We all know the Financial Year 2018/19 has been, and will continue to be, full of events as we see the Royal Commission into Aged Care Quality and Safety run the gauntlet. On 2 July 2018 we saw changes to the My Aged Care system. These include announcement of More Choice for a Longer Life Package, Aged Care Legislated review, review of National Aged Care Quality Regulatory Processes, future Care at Home reform, Residential Aged Care reform and other changes. These changes have heavy implications for the financial year 2019/20 and there is a lot of political interest as well, especially because there is a state election in NSW which may set the tempo moving forward for the federal elections. Aged care stands to benefit a lot from the political interest. Already we see some cash being splashed into the Aged Care and other Social Service sectors like the NDIS.
We already know what is happening with all the changes made before and during 2018/19 so there is no need to focus on that. Rather we should focus on Financial Year 2019/20 because this is when we will see the changes that took hold on 1 January 2019 being implemented. For example, from 1 July 2019 we will see further changes take effect such as the single set of quality standards, better known as the Aged Care Quality Standards, that are planned to replace the Accreditation Standards, the Home Care Standards, the Transition Care Standards and the National Aboriginal and Torres Strait Islander Flexible Aged Care Program Quality Framework Standards. Then, of course, the Royal Commission into Aged Care Quality and Safety, whose reports are due before 30 April 2020, will present its interim report on 31 October 2019. Both reports will spell out the way forward for the industry.
At the December 2019 Mid-Year Economic and Fiscal Outlook (MYEFO), we expect the government of the day to announce expenditure as they start to address some of the interim findings of the Royal Commission. The matter that they are looking into is serious enough to deserve immediate action. If it is a newly elected government, we expect them to announce their budget strongly in favour of the Aged Care Sector, based on their political posture on the subject and what the polls tell them. This is a very real possibility.
The real “wait and see” will be the Commonwealth Home Support Program (CHSP) as it is scheduled to end in 2020. This will be the real kicker for Home Care Package (HCP) providers if the National Aged Care Alliance discussion paper plays out. Government’s plan is to merge CHSP with Home Care Packages (HCP) to form a single program that supports aging people to continue living at home. There will be no more competition for funding. The National Aged Care Alliance believes that creating a single integrated home care program is key to achieving recommendations of the Productivity Commission’s Caring for Older Australians Report. I think those with CHSP and HCP will lose the luxury of cherry picking CHSP participants from the awaiting HCP package lists and then rolling them into their package care numbers. However, somehow the government will have to ensure that all HCP providers are given equal access to CHSP Consumers and not just the current providers.
All these, and many changes that we expect from the Royal Commission, will be implemented beginning in the first second half of the 2019/20 financial year. The aged care industry is better off preparing for this eventuality. Better still, they should anticipate the report findings and make plans early in 2019 for implementation after the interim report. The way I see it, the good strategists are the ones that will survive and grow in the future while the poor planners might find themselves failing to survive the changes.
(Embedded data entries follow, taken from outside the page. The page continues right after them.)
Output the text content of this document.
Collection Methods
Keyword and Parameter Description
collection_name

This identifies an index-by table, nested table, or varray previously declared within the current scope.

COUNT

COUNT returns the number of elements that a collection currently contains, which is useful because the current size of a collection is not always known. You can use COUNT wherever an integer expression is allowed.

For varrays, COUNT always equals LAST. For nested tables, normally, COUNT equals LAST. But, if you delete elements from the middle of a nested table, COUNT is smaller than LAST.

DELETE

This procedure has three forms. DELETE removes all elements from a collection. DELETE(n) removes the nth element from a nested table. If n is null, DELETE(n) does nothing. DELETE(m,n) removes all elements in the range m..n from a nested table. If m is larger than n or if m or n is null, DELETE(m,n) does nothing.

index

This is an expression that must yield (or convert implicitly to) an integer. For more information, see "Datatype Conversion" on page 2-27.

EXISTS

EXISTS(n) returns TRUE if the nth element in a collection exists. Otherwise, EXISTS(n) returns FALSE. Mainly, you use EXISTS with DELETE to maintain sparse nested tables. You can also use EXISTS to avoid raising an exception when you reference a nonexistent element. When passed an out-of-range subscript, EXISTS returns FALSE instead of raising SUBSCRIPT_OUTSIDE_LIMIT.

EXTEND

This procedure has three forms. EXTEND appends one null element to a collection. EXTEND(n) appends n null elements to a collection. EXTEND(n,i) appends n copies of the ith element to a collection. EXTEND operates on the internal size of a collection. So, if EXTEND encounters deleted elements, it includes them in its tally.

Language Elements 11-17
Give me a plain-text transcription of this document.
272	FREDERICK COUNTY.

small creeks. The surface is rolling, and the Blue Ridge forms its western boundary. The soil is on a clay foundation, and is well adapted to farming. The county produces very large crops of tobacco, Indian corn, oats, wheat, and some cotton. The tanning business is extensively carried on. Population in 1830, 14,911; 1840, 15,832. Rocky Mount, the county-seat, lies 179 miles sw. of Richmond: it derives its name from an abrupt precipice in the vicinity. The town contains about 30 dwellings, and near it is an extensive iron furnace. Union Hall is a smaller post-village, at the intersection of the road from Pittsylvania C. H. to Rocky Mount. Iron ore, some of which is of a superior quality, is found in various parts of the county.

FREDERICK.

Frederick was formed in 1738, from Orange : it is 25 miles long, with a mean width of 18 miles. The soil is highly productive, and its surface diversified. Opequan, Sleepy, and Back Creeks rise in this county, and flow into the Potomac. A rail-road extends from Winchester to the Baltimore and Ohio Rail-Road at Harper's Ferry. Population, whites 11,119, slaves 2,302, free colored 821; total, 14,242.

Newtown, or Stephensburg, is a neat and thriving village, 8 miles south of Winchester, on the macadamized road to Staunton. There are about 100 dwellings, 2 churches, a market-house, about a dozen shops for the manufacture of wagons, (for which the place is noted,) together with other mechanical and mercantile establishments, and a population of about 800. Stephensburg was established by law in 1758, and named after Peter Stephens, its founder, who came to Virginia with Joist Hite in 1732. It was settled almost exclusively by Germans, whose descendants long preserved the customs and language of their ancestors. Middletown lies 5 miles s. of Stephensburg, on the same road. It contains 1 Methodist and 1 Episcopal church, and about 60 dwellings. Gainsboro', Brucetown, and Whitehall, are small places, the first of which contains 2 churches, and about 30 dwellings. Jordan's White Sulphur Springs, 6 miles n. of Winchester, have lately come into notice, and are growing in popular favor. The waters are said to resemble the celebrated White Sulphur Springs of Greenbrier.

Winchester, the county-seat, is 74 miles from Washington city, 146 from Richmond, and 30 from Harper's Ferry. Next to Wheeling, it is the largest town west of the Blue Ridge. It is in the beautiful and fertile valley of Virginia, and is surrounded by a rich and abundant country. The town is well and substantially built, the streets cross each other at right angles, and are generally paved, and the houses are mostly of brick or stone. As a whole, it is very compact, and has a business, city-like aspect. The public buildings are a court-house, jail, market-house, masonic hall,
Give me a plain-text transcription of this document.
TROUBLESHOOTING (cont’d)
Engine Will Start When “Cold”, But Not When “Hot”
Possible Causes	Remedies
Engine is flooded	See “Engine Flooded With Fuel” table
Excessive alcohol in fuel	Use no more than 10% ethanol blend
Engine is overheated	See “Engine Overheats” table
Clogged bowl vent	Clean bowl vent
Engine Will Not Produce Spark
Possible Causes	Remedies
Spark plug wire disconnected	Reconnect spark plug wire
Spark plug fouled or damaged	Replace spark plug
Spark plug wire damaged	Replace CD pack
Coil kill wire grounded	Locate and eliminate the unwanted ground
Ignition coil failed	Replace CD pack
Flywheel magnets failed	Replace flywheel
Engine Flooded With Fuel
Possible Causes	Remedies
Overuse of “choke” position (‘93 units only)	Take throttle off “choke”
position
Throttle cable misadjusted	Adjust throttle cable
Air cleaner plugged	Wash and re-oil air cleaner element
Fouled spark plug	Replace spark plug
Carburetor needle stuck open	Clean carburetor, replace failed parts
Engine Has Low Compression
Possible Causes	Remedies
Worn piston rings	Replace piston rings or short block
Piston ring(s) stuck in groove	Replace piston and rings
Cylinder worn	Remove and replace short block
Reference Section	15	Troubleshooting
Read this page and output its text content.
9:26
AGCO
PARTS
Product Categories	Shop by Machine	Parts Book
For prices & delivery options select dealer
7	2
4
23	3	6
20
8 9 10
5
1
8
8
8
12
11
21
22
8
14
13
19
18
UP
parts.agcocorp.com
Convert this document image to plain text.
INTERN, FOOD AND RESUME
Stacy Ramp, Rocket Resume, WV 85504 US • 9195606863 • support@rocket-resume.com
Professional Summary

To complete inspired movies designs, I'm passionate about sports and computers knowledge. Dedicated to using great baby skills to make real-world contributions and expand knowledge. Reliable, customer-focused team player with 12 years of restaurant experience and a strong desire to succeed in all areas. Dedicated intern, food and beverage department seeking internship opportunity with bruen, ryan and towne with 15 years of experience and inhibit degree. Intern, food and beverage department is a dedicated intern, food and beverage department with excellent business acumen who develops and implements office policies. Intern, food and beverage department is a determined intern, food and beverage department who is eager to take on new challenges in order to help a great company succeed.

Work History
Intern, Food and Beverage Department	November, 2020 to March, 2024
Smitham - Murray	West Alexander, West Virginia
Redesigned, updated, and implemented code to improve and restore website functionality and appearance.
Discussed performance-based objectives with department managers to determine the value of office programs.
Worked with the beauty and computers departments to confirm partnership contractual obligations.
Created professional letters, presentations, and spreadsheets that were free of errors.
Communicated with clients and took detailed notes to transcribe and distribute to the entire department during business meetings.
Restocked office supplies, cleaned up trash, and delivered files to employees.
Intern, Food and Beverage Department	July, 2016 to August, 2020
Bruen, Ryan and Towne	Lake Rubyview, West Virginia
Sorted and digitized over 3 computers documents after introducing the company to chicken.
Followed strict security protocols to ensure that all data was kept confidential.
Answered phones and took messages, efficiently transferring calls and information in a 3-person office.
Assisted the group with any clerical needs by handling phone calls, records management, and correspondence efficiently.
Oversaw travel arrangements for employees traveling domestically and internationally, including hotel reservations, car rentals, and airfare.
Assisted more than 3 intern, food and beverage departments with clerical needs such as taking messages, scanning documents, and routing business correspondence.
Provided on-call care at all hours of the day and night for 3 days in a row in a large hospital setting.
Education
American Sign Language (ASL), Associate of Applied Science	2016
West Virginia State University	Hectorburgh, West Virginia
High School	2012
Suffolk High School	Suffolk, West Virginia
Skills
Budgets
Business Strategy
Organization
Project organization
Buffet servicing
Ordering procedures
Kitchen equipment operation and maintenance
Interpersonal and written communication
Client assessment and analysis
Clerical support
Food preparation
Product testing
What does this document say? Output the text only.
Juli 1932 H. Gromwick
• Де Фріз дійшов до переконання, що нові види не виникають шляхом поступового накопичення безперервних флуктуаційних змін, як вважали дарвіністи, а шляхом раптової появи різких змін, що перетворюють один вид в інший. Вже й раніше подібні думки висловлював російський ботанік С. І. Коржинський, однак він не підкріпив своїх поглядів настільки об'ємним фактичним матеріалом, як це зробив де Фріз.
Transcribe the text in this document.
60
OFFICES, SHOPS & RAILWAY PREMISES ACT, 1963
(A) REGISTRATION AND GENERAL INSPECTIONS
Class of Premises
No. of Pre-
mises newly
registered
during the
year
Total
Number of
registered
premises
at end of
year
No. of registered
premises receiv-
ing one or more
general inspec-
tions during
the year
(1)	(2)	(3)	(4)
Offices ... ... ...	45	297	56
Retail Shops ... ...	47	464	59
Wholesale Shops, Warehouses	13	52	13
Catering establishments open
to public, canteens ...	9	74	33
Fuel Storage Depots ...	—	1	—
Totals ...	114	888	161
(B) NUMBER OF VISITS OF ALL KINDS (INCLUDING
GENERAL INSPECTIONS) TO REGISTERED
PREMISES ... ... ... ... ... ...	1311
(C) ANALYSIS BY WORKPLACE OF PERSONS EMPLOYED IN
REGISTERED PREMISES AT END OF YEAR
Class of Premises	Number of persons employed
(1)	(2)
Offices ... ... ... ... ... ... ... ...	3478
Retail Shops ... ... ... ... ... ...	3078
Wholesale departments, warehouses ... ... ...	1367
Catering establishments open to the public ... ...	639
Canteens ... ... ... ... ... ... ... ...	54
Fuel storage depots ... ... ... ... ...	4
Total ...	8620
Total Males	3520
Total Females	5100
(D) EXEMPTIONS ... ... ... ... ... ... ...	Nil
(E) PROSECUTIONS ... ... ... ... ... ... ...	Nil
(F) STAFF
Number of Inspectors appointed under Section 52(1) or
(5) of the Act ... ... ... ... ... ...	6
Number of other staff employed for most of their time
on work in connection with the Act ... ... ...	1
While planning for the next 5 years or 10 years, service providers must keep in mind the growing population of aging Australians. Sustained low birth rates and increasing life expectancy have resulted in fewer children under the age of 15 years and a larger proportion of people aged over 65 years. It is anticipated that the population of older Australians (those that are at least 65 years old) will grow to 6.2 million or 25% in 2042, from 15% in 2017. Planning for the long term should look at everything, particularly human resources, infrastructure and funding. Government cannot leave this to the service providers alone as more and more of its funds goes to the care of the elderly. Much needs to be done at government level to ensure that the growing population of the elderly is well looked after.
With the growing demand on resources and infrastructure, systems and programs need to be integrated and merged and streamlined. Silos will not cut it as they are highly inefficient and demand more administrative manpower. Related programs like the NDIS and My Aged Care can easily be merged in order to prevent confusion for clients and their families and to introduce efficiency of services and savings on administration.
Health records cannot continue to be scattered all over the place. Instead of there being many records for the same people at various hospitals and service providers, there can be one unified online health record that is accessible by many service providers who update it as needed. The implication is that government hospitals, GPs, specialists and old age homes will all share the one health record. That way there can never be risks of having disjointed records. In the end, all private and public service providers will learn to cooperate and collaborate on providing services instead of competing.
There is no time for service providers and the government to waste. Everyone concerned should be busy planning for the coming changes and be ready to implement starting from the second half of the financial year 2019/20. Service providers should plan to survive and to grow while providing high quality services and government should put into place systems and policies that will ensure that the industry gives the very best of care to all older Australians.